Market Weekly - France: les marchés rassurés à court terme
France : une accalmie politique, mais une trajectoire budgétaire sous tension
Après plusieurs épisodes d’incertitude politique, la situation à Paris semble s’être stabilisée avec le retour du Premier ministre Sébastien Lecornu à Matignon. Cette continuité au sommet de l’exécutif a rassuré les marchés à court terme. Mais sur le plan économique, la France reste confrontée à des fragilités structurelles importantes, mises en évidence par les récentes dégradations successives de la note de crédit souveraine des agences de notations, comme Fitch Ratings (de AA à AA–) puis par Standard & Poor’s (AA– à A+).
La trappe à dette
La dette publique française atteint désormais environ 120% du PIB, un niveau élevé comparé à la moyenne européenne. Elle est détenue à parts égales par des investisseurs nationaux et étrangers, ce qui rend le pays particulièrement sensible aux conditions de financement internationales. Le service de la dette, c’est-à-dire le coût des intérêts à payer chaque année, représente déjà près de 2,5% du PIB et pourrait dépasser 3% lorsque les emprunts à taux zéro contractés ces dernières années arriveront à échéance.

Mais sur le plan économique, la France reste confrontée à des fragilités structurelles importantes.
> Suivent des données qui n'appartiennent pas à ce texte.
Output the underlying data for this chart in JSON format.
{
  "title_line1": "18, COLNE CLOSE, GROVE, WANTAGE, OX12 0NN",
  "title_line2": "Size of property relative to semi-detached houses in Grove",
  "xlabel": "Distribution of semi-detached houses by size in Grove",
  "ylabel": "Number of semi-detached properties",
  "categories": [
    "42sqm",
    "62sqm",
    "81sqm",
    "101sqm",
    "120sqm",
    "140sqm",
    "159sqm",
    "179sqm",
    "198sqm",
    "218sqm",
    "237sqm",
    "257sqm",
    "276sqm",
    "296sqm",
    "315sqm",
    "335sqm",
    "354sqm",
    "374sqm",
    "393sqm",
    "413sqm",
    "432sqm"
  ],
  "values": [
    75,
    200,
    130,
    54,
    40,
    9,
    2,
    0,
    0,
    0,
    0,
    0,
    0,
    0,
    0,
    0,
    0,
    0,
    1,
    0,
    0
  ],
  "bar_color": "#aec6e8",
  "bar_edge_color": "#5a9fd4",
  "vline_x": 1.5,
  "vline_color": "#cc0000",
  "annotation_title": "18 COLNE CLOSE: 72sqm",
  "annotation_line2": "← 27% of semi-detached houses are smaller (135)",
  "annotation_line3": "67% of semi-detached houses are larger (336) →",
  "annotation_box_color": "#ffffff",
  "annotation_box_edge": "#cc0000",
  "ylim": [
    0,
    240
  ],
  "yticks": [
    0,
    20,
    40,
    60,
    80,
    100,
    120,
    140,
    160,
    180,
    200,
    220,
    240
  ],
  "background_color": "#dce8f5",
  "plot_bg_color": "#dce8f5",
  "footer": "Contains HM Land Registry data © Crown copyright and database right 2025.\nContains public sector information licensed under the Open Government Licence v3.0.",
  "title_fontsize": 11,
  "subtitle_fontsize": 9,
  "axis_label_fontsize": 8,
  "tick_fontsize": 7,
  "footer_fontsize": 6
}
Selon les projections actuelles, les besoins de financement de l’État pourraient avoisiner 330 milliards d’euros en 2025, soit une hausse d’environ 10% de l’encours total de dette par rapport à fin 2024. Cette progression reflète à la fois la persistance de déficits budgétaires élevés et la hausse du coût de refinancement liée à la remontée des taux d’emprunt français sur les marchés (conséquence directe de la dégradation de la note souveraine). Les taux d’intérêt à long terme (OAT à 10 ans) évoluent désormais au-dessus de la croissance nominale du PIB, une configuration que l’économiste John Keynes qualifiait de « trappe à dette » : lorsque les taux dépassent durablement le rythme de croissance, la dette tend à augmenter mécaniquement plus vite que les revenus du pays. Dans ce contexte, chaque point de hausse de taux se traduit par un alourdissement rapide de la charge d’intérêt.
La France sous surveillance
Comme une part significative de la dette française est détenue par des investisseurs étrangers, une perte de confiance sur les marchés obligataires pourrait entraîner une nouvelle hausse des coûts de financement, pesant inévitablement sur la croissance et le niveau de vie.
Pour l’heure, la France reste sous étroite surveillance des investisseurs. Si l’accalmie politique offre un répit temporaire, la frontière entre maîtrise budgétaire et fragilité structurelle devient de plus en plus fine, alors que la dynamique de la dette continue de se tendre.